As others have mentioned the Ottoman Empire did sort of have its own Meiji Restoration: the Tanzimat, which did generate tremendous progress during the mid-19th century. A positive POD for the Ottoman Empire would be somehow avoiding the reign of Abdulhamid the 2nd. He was a conservative ruler whose reign is associated with the end of the Tanzimat and the first constitutional era in the 1870s. Reform would not be revived until the Young Turk revolution in 1908. Thirty crucial years were thrown away thanks to him. If a more pro-reform Sultan was in power instead of him the Ottoman Empire could have continued to make progress to the end of the 19th century and beyond.

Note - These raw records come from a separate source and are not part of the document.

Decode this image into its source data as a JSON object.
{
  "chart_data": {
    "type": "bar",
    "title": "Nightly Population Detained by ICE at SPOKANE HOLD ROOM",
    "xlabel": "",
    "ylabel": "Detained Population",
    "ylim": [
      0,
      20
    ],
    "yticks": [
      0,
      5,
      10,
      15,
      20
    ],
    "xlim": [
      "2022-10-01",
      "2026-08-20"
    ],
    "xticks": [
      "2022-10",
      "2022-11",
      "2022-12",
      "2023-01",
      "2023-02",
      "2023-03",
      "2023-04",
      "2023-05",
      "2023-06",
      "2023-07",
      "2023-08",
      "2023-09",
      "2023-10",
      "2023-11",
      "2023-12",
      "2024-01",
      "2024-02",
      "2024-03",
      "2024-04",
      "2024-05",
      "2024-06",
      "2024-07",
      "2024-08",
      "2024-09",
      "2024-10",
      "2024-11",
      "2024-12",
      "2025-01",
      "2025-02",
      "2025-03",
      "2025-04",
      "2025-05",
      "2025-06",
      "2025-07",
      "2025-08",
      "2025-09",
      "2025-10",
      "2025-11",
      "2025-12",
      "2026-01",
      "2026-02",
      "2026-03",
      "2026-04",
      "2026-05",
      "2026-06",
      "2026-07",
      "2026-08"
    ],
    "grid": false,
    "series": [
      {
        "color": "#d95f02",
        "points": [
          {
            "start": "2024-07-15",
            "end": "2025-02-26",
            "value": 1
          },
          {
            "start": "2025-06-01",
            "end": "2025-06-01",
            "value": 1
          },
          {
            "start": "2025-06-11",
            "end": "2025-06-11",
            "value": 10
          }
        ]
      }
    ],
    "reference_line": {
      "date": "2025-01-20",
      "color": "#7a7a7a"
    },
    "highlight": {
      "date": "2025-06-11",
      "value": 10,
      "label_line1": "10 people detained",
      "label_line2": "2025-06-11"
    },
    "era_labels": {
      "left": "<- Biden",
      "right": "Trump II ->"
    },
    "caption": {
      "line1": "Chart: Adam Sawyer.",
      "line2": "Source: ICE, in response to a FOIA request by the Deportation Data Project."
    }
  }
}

Another significant problem in the era was the conflict with Russia, the Russo-Turkish war of the 1870s was a disaster, but as has been explored in another AH thread on these boards, that might have gone the other way. So a good way to have the Ottoman restoration succeed might be to have a different Sultan under whom the Tanzimat never ends and different tactics are employed allowing a victory or at least less severe defeat in the war with Russia. Strengthening the Tanzimat's success might also have the effect of reducing the OE's problem with ethnic nationalism, as one of the major goals of the reform era was Ottomanism: the creation of a Ottoman civic nationalism which would allow all the subjects of the empire to share in one national identity and remove the Millet system.
Still, it needs to be said that a successful Ottoman reform effort is a lot harder than a Japanese one. The OE was surrounded by hostile stronger powers and not isolated like Japan. Foreigners had a lot more influence in the OE, they came to control the empire's finances and, as another poster mentioned, engineered the removal of reformist viziers. The OE has a much bigger problem with internal rebellions, which were often supported by foreign powers. Significantly the Japanese were far less likely to oppose the commands of the emperor whom they considered divine and felt they must always obey, whereas the Ottoman sultans faced much more internal opposition and were repeatedly removed when they attempted to make major changes.